By Jackson Murphy
“It” is the latest highly-anticipated adaptation of a very popular Stephen King novel. Though, much like this year’s “Get Out”, “It” isn’t really a horror film. Instead, what it is…or… I guess…what “It” is, is a creepy tale of a small town and an angry clown.
Back in 1990 King did a TV-mini series of “It” which was set – at the start – in 1960. Here the setting is the late 80’s – in Old Derry, Maine – a place you don’t want to grow-up in if you’re a kid, since children there disappear at an alarming rate.
One rainy day, Bill (played by Jaeden Lieberher) sends younger brother Georgie outside to play with a paper sailboat. Soon the boat floats into a sewer hole. That’s where Georgie meets the evil Pennywise the Clown. He gives-off kind of Hannibal Lecter vibe – calm and intense. In an stunningly violent scene Pennywise (an unrecognizable Bill Skarsgard) bites-off one of Georgie’s arms and drags him down into the sewer. The young boy becomes the latest of the “the missing”.
Months later Bill is still in denial that his brother is dead. He and his core group of outcast friends – who are constant targets for the neighborhood bullies – decide to dedicate their summer to tracking down the evil clown and finding the missing kids.
“It” provides a few good jolts early on, but as the story expands to include more young characters (six good guys, a mysterious girl, and the gang of bullies – all troubled in their own ways), this film turns into an episodic and dragged-out 80s coming-of-age movie. “It” is primarily about friendship, growing-up and facing one’s fears, while, at the same time, outsmarting a psycho clown hell bent on feasting on children.
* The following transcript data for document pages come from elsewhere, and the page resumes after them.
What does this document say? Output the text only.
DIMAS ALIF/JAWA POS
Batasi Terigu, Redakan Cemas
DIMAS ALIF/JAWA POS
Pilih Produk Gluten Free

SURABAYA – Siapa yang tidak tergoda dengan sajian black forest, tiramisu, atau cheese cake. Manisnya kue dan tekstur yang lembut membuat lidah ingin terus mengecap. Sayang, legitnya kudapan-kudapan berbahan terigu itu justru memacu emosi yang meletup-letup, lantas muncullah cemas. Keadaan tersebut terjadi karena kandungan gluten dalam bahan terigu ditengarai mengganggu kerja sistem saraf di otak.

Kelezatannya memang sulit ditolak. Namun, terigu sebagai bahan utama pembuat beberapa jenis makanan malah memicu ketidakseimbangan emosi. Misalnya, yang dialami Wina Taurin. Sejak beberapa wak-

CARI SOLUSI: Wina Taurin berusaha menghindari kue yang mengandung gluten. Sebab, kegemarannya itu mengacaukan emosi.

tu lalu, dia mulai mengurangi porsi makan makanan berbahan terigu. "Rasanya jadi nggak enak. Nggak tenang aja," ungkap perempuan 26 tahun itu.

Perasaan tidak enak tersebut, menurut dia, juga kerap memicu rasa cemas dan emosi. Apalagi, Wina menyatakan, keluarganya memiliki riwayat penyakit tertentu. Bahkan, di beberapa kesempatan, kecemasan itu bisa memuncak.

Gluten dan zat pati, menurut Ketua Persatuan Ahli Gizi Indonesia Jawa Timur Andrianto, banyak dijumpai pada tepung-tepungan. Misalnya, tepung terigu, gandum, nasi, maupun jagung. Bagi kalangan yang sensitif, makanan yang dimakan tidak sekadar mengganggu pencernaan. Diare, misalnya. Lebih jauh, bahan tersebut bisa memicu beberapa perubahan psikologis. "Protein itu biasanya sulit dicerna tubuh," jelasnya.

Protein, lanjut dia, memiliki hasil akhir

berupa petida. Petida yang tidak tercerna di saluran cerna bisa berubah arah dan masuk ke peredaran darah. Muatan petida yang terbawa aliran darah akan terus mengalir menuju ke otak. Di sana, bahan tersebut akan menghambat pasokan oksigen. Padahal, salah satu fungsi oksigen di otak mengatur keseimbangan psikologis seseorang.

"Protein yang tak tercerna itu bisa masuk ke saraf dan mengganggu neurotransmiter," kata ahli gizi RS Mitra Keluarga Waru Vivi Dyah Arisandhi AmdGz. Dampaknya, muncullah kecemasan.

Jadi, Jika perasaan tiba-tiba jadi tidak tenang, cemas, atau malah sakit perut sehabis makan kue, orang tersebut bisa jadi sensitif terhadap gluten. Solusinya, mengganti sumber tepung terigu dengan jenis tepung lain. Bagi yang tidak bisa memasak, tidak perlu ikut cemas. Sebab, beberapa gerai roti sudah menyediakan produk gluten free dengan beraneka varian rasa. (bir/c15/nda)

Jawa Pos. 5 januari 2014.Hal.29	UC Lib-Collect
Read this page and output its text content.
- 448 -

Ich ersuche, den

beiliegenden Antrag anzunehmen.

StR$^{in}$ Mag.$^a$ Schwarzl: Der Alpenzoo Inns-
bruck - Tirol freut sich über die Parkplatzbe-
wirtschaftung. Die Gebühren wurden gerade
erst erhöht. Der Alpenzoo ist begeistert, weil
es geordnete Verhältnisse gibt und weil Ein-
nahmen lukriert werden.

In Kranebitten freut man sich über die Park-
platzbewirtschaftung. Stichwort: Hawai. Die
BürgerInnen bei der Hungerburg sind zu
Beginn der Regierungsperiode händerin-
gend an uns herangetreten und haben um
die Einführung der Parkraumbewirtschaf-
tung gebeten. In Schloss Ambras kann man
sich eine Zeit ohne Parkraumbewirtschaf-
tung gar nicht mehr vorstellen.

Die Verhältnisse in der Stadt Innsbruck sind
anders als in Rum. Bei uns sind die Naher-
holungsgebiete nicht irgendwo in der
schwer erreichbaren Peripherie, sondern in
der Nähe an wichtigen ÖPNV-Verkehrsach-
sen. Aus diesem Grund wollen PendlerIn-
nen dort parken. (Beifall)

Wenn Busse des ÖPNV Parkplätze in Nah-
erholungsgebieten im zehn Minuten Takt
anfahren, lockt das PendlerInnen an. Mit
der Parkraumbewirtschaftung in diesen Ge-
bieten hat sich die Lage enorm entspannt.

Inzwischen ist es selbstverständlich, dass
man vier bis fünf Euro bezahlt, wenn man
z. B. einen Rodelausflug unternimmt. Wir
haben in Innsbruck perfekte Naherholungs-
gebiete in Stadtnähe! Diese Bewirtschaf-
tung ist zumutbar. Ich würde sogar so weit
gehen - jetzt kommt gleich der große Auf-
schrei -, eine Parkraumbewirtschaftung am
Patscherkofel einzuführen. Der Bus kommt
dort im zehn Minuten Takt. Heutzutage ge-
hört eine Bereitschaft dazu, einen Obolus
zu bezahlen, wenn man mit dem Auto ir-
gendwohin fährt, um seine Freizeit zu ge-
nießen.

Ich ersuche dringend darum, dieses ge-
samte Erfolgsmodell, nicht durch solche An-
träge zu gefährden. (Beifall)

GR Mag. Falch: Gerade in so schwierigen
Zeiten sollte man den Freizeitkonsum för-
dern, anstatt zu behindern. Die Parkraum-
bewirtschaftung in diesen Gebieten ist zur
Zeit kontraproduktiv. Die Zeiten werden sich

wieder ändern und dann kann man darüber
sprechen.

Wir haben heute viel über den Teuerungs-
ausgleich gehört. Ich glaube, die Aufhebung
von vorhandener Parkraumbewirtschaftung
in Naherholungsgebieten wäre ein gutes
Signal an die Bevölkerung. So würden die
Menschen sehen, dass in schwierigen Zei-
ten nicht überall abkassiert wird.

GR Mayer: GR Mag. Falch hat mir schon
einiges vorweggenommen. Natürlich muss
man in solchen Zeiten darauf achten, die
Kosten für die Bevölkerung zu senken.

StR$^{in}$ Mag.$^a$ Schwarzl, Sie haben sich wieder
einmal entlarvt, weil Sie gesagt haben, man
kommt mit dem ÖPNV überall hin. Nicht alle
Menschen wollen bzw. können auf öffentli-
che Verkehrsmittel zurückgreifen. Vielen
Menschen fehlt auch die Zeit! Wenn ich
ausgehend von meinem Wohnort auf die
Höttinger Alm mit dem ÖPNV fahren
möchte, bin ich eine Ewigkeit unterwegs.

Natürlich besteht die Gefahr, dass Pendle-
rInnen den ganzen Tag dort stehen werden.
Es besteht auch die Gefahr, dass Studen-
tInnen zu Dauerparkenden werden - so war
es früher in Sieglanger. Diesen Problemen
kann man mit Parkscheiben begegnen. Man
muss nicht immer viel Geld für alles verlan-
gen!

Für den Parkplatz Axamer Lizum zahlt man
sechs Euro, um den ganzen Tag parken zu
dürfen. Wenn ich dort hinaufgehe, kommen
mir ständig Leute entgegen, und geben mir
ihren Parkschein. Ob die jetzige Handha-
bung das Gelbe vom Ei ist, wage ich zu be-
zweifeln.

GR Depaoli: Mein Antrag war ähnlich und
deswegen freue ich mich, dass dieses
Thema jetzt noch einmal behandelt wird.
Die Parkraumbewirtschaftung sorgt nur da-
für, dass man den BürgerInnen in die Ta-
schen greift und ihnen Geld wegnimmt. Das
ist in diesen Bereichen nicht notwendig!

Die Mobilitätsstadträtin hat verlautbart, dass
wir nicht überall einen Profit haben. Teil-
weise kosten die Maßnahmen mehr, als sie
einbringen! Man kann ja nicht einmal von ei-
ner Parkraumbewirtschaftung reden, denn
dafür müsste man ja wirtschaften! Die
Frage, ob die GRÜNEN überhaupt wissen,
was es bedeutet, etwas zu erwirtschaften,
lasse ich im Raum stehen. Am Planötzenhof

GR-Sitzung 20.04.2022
Andy Muschietti’s direction provides for too much set-up before many of the intended scares. Seeing Pennywise’s trademark red balloon floating in the background moments before he appears eliminates any element of surprise. And, frankly, there’s too much of the clown in the story, lessening his impact as an effective villain. By the time the climax comes we’ve seen all his tricks.
Part of the popularity of the novel and mini-series is that you’re never quite sure what’s based in reality and what’s being imagined by the kids. But this version is so all over the place, it’s more frustrating than intriguing.
The relationship thread between the young friends is believable, but nothing we haven’t seen before. Actually, a quiet, final scene may be the best of “It” all. Where the film falls short is in the tension and thrills department.